Here’s what else I’m watching this week:
Last week, The Nevada Independent and High Country News published the second part of our investigation into business practices at Nevada Gold Mines. Our story focused on worker concerns about safety, and it was thoroughly reported over the past few months. In addition to talking with workers, we interviewed Barrick Gold CEO Mark Bristow, who acknowledged that the company’s Nevada division had the worst safety record out of all Barrick operations. We are continuing to report on this. If you have a story to share, we have an anonymous tip form.
Whether it’s lithium mining or solar fields, in so many ways, the Mountain West has found itself at the epicenter of a global energy transition away from fossil fuels and toward electrification. It is a complicated transition, more tricky than many make it out to be. But these nuances are not lost on The L.A. Times’ Sammy Roth, who published an excellent piece this week on a transmission line extending across the sagebrush sea. A lot of Nevada in this story.
A desert debut: Michael Heizer’s City in Lincoln County will open to visitors. More from Michael Kimmelman of The New York Times, with stunning visuals from Todd Heisler and Noah Throop.
“A rare deep olive and silver minnow found only on a private ranch in Nevada’s Fish Lake Valley may qualify as an endangered species by the U.S. Fish and Wildlife Services,” The Las Vegas Review-Journal’s Jimmy Romo reported earlier this week.

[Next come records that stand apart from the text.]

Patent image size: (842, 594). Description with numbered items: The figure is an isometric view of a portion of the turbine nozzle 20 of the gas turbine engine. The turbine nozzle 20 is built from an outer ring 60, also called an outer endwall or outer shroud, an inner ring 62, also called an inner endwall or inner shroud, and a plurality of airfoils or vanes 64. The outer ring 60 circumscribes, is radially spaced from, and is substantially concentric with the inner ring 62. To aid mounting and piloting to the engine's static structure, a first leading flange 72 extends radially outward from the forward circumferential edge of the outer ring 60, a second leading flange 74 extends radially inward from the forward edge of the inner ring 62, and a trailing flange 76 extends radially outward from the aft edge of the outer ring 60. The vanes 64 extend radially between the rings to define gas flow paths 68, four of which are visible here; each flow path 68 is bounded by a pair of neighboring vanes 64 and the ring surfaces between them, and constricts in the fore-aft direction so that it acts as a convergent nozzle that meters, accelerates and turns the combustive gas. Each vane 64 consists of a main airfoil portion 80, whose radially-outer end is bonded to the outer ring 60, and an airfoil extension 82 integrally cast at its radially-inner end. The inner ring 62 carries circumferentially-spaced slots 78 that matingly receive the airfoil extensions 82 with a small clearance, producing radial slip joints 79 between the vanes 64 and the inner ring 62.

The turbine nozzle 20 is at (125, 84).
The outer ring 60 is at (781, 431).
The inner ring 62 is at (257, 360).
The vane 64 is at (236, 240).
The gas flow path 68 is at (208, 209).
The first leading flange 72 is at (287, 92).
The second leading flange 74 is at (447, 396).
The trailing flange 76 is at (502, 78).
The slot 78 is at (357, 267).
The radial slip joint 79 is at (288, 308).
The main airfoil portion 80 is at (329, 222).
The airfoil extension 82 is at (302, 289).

KTNV’s Darcy Spears reveals the top water users in the Las Vegas Valley. This quote from Las Vegas Valley Water District spokesperson Bronson Mack puts their exorbitant residential water use into perspective: “The vast majority of those residential highest water users are using more water in a single month than the average household uses in an entire year.”
Sen. Catherine Cortez Masto (D-NV) held a press conference at the Las Vegas Valley Water District, asking federal officials to take a more active role in the Colorado River negotiations and disbursement of federal funds, The Las Vegas Review-Journal’s Colton Lochhead reports.
Gov. Steve Sisolak appointed Entsminger, Mulroy and his climate advisor Kristen Averyt to a three-person committee on water. The Las Vegas Sun’s Bryan Horwath has the story.
Municipal water utilities are looking to more conservation, KUNC’s Alex Hager reports.